Je pense bien sûr ici au scandale des pensions de retraite dont l'indexation a cessé le jour de l'indépendance des pays dont les tirailleurs étaient originaires.
Ce nouveau combat est relayé par des associations, des historiens et des politiques. Qu'ils en soient sincèrement remerciés.

Et si ce combat semble aboutir aujourd'hui, ce n'est pourtant pas très glorieux pour la France.
Il aura fallu attendre 2023, je dis bien 2023, pour que les 37 derniers anciens combattants tirailleurs puissent être aidés par la République dans leur grand âge et rentrer au pays s'ils le souhaitent.

Ce que j'aimerais dire ce matin, c'est que cette histoire des tirailleurs sénégalais ne sera jamais terminée.

Il n'y aura jamais de point final. Cette histoire coule dans nos veines. Elle doit continuer à être écrite par les historiens. Elle doit être racontée aux jeunes générations.

C'est une histoire de la France qui ne peut être tue.

Cette histoire doit intégrer et compléter notre grand récit national, encore si incomplet et trop souvent amnésique lorsqu'il s'agit de rendre hommage à des femmes et à des hommes d'origine étrangère.

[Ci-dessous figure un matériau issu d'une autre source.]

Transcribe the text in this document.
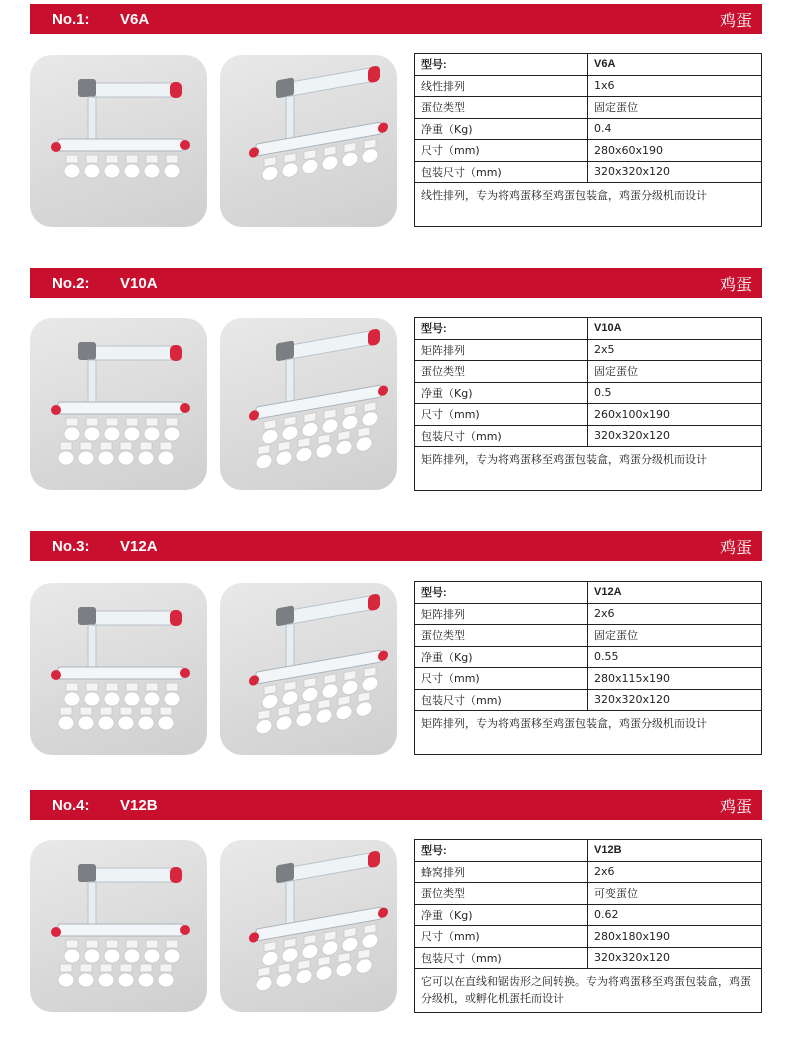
No.1:	V6A	鸡蛋
型号:	V6A
线性排列	1x6
蛋位类型	固定蛋位
净重（Kg)	0.4
尺寸（mm)	280x60x190
包装尺寸（mm)	320x320x120
线性排列，专为将鸡蛋移至鸡蛋包装盒，鸡蛋分级机而设计	
No.2:	V10A	鸡蛋
型号:	V10A
矩阵排列	2x5
蛋位类型	固定蛋位
净重（Kg)	0.5
尺寸（mm)	260x100x190
包装尺寸（mm)	320x320x120
矩阵排列，专为将鸡蛋移至鸡蛋包装盒，鸡蛋分级机而设计	
No.3:	V12A	鸡蛋
型号:	V12A
矩阵排列	2x6
蛋位类型	固定蛋位
净重（Kg)	0.55
尺寸（mm)	280x115x190
包装尺寸（mm)	320x320x120
矩阵排列，专为将鸡蛋移至鸡蛋包装盒，鸡蛋分级机而设计	
No.4:	V12B	鸡蛋
型号:	V12B
蜂窝排列	2x6
蛋位类型	可变蛋位
净重（Kg)	0.62
尺寸（mm)	280x180x190
包装尺寸（mm)	320x320x120
它可以在直线和锯齿形之间转换。专为将鸡蛋移至鸡蛋包装盒，鸡蛋分级机，或孵化机蛋托而设计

C'est pourquoi cette inauguration n'est pas un aboutissement mais le point de départ d'une nouvelle mémoire pour faire rayonner le souvenir de ces femmes et de ces hommes partout dans Paris.

D'ici 2025, un hommage sera rendu dans chaque arrondissement de Paris aux combattants d'Afrique, de l'Océan indien et d'Asie. Avec leur nom, leur prénom, leur origine, leur parcours, leurs combats et leurs espoirs.

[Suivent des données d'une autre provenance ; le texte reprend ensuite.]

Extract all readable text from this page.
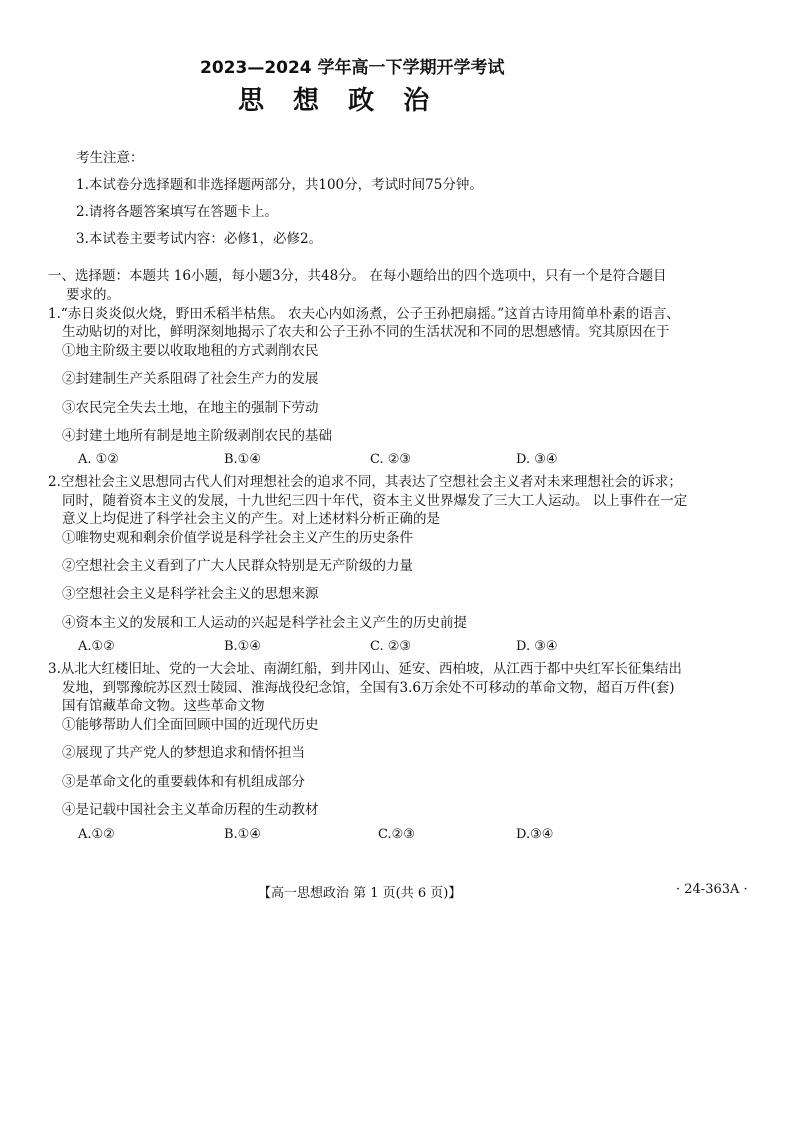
2023—2024 学年高一下学期开学考试
思 想 政 治
考生注意：
1.本试卷分选择题和非选择题两部分，共100分，考试时间75分钟。
2.请将各题答案填写在答题卡上。
3.本试卷主要考试内容：必修1，必修2。
一、选择题：本题共 16小题，每小题3分，共48分。 在每小题给出的四个选项中，只有一个是符合题目
要求的。
1.“赤日炎炎似火烧，野田禾稻半枯焦。 农夫心内如汤煮，公子王孙把扇摇。”这首古诗用简单朴素的语言、
生动贴切的对比，鲜明深刻地揭示了农夫和公子王孙不同的生活状况和不同的思想感情。究其原因在于
①地主阶级主要以收取地租的方式剥削农民
②封建制生产关系阻碍了社会生产力的发展
③农民完全失去土地，在地主的强制下劳动
④封建土地所有制是地主阶级剥削农民的基础
A. ①②	B.①④	C. ②③	D. ③④
2.空想社会主义思想同古代人们对理想社会的追求不同，其表达了空想社会主义者对未来理想社会的诉求；
同时，随着资本主义的发展，十九世纪三四十年代，资本主义世界爆发了三大工人运动。 以上事件在一定
意义上均促进了科学社会主义的产生。对上述材料分析正确的是
①唯物史观和剩余价值学说是科学社会主义产生的历史条件
②空想社会主义看到了广大人民群众特别是无产阶级的力量
③空想社会主义是科学社会主义的思想来源
④资本主义的发展和工人运动的兴起是科学社会主义产生的历史前提
A.①②	B.①④	C. ②③	D. ③④
3.从北大红楼旧址、党的一大会址、南湖红船，到井冈山、延安、西柏坡，从江西于都中央红军长征集结出
发地，到鄂豫皖苏区烈士陵园、淮海战役纪念馆，全国有3.6万余处不可移动的革命文物，超百万件(套)
国有馆藏革命文物。这些革命文物
①能够帮助人们全面回顾中国的近现代历史
②展现了共产党人的梦想追求和情怀担当
③是革命文化的重要载体和有机组成部分
④是记载中国社会主义革命历程的生动教材
A.①②	B.①④	C.②③	D.③④
【高一思想政治 第 1 页(共 6 页)】	· 24-363A ·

C'est déjà le cas dans le 14ème arrondissement avec Claude Mademba Sy, tirailleur sénégalais du régiment du Tchad de la colonne Leclerc qui a pu rentrer dans Paris avec la 2ème DB en août 1944. C'est également le cas dans le 16ème arrondissement avec le capitaine Do Huu Vi, premier aviateur originaire de Cochinchine mort sur le champ de bataille en 1916.

La mémoire est une matière vivante.

À nous de faire vivre tous ces « portraits de Français » pour reprendre les mots de de Pascal Blanchard. Faisons-les connaître. Ainsi seulement nous serons à la hauteur du devoir de mémoire.

Chers Tirailleurs, Paris, les Parisiennes et les Parisiens se souviendront de vous. Aujourd'hui, en leur nom et avec un immense respect et une immense gratitude, nous saluons votre mémoire.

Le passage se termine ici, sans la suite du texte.